Alex and Spencer Livingston turn a noisy neighbor into an existential threat. “Resident Psycho” started from sharing a wall with someone strange at their Los Angeles apartment, but it mutates into something more unsettling than simple noise complaints. The third single from their upcoming fifth album (due next year) documents the specific paranoia that comes from hearing pounds on the wall, feeling your skin crawl, recognizing that someone’s state of being is literally taking up the oxygen in your space.

The production channels their blend of modern indie rock sensibilities and vintage pop charm into something with sharper edges than their typical approach. The band formed in 2014 when the Livingstons connected through solo shows, and their undeniable musical chemistry has carried them through acclaimed releases like debut “OK To Land” and 2021’s “Take Me” (produced by drummer/collaborator Mike Schadel and mixed by Josiah Mazzaschi). Currently collaborating with Jeff Schroeder of Smashing Pumpkins on their next release, they’ve maintained their distinctive sound while finding ways to surprise.
The lyrics strip the situation to its uncomfortable essentials: feeling breeze on skin but questioning where your skin goes, the pounding on walls, the state someone’s in becoming a final spin or final sin.

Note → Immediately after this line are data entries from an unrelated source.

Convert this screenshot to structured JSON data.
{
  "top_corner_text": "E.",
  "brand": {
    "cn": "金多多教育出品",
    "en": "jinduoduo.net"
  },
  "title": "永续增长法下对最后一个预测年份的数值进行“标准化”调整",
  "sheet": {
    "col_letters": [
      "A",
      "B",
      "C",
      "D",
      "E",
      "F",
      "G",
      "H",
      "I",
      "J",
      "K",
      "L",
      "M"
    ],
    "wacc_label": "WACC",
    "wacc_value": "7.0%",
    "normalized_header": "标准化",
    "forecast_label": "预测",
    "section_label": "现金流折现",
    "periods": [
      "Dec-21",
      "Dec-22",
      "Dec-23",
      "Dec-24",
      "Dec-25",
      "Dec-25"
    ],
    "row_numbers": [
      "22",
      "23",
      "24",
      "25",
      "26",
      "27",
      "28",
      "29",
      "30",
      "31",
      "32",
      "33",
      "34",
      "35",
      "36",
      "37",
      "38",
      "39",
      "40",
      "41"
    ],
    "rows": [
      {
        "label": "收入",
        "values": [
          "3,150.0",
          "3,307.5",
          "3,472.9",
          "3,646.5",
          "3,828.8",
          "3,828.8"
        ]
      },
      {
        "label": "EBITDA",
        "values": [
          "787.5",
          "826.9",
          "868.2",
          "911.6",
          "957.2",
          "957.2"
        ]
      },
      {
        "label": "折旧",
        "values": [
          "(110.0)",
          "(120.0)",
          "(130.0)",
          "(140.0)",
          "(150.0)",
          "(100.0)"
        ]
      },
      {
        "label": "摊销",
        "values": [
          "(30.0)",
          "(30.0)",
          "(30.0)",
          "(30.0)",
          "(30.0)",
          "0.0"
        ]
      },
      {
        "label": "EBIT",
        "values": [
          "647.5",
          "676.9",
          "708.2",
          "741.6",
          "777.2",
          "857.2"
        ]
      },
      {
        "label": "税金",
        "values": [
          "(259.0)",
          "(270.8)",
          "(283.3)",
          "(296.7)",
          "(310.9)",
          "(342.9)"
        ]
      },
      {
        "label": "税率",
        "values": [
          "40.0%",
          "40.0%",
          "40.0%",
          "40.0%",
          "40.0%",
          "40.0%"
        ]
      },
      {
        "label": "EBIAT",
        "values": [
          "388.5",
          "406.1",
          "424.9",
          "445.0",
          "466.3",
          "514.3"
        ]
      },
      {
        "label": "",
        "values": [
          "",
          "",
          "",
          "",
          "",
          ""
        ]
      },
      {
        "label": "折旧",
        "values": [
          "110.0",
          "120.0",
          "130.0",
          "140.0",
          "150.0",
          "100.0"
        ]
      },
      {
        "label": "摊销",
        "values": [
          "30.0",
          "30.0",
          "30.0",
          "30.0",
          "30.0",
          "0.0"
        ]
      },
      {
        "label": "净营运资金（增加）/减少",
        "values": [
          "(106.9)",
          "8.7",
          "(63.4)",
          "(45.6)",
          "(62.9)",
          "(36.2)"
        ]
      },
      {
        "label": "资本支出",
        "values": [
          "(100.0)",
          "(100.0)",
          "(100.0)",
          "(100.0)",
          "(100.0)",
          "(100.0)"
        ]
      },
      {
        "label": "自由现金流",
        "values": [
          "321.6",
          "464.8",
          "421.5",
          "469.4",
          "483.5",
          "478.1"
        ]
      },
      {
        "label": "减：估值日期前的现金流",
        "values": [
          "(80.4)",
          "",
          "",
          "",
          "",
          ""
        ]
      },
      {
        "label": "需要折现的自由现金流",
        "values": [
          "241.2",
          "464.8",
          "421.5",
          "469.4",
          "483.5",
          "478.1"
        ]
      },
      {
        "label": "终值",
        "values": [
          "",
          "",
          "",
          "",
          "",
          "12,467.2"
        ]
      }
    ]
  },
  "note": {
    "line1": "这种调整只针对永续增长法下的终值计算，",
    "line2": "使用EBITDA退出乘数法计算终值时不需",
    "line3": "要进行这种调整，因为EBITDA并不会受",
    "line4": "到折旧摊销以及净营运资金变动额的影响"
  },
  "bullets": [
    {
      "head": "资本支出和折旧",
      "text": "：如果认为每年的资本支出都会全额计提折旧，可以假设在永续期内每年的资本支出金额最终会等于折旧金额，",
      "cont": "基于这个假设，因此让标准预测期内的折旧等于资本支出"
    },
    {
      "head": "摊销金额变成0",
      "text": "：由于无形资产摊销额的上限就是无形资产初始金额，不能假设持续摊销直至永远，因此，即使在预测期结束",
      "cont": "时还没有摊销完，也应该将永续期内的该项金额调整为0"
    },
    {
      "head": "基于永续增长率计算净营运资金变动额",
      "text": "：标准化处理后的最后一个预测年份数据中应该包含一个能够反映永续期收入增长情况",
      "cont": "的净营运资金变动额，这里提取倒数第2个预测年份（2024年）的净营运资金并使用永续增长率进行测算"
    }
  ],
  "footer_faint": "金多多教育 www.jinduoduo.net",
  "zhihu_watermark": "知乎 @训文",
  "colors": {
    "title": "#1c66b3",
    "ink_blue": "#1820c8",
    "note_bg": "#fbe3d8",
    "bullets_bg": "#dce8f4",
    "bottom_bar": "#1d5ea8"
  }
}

There’s claustrophobia in how someone else’s existence consumes the oxygen, how their presence seeps through walls and colonizes your awareness. The repetition of “resident psycho” becomes incantation and accusation simultaneously—naming the threat while acknowledging you’re stuck with it, sharing not just a building but breathing the same compromised air.
What makes the track work beyond its origin story is how it captures the low-grade dread of knowing someone unsettling lives too close. Not dramatic danger but the constant awareness of wrongness just beyond your wall, the sound of someone who might be fine but makes your skin crawl anyway. For a band whose live performance of “Little Bird” in a parking garage went viral and whose work has gained airplay on 88.5 The SoCal Sound, KCRW, KROQ, and 98.7fm, they’ve proven capable of capturing intimate moments that resonate beyond their immediate circumstances.
Following their 2022 album “Look” which displayed their versatility and continued creativity, “Resident Psycho” suggests Livingmore’s fifth album might push into darker territory while maintaining the catchy sonic experience they’re known for. Sometimes the scariest thing isn’t what’s outside your door—it’s what’s on the other side of your wall, taking up the oxygen, making their presence felt one pound at a time.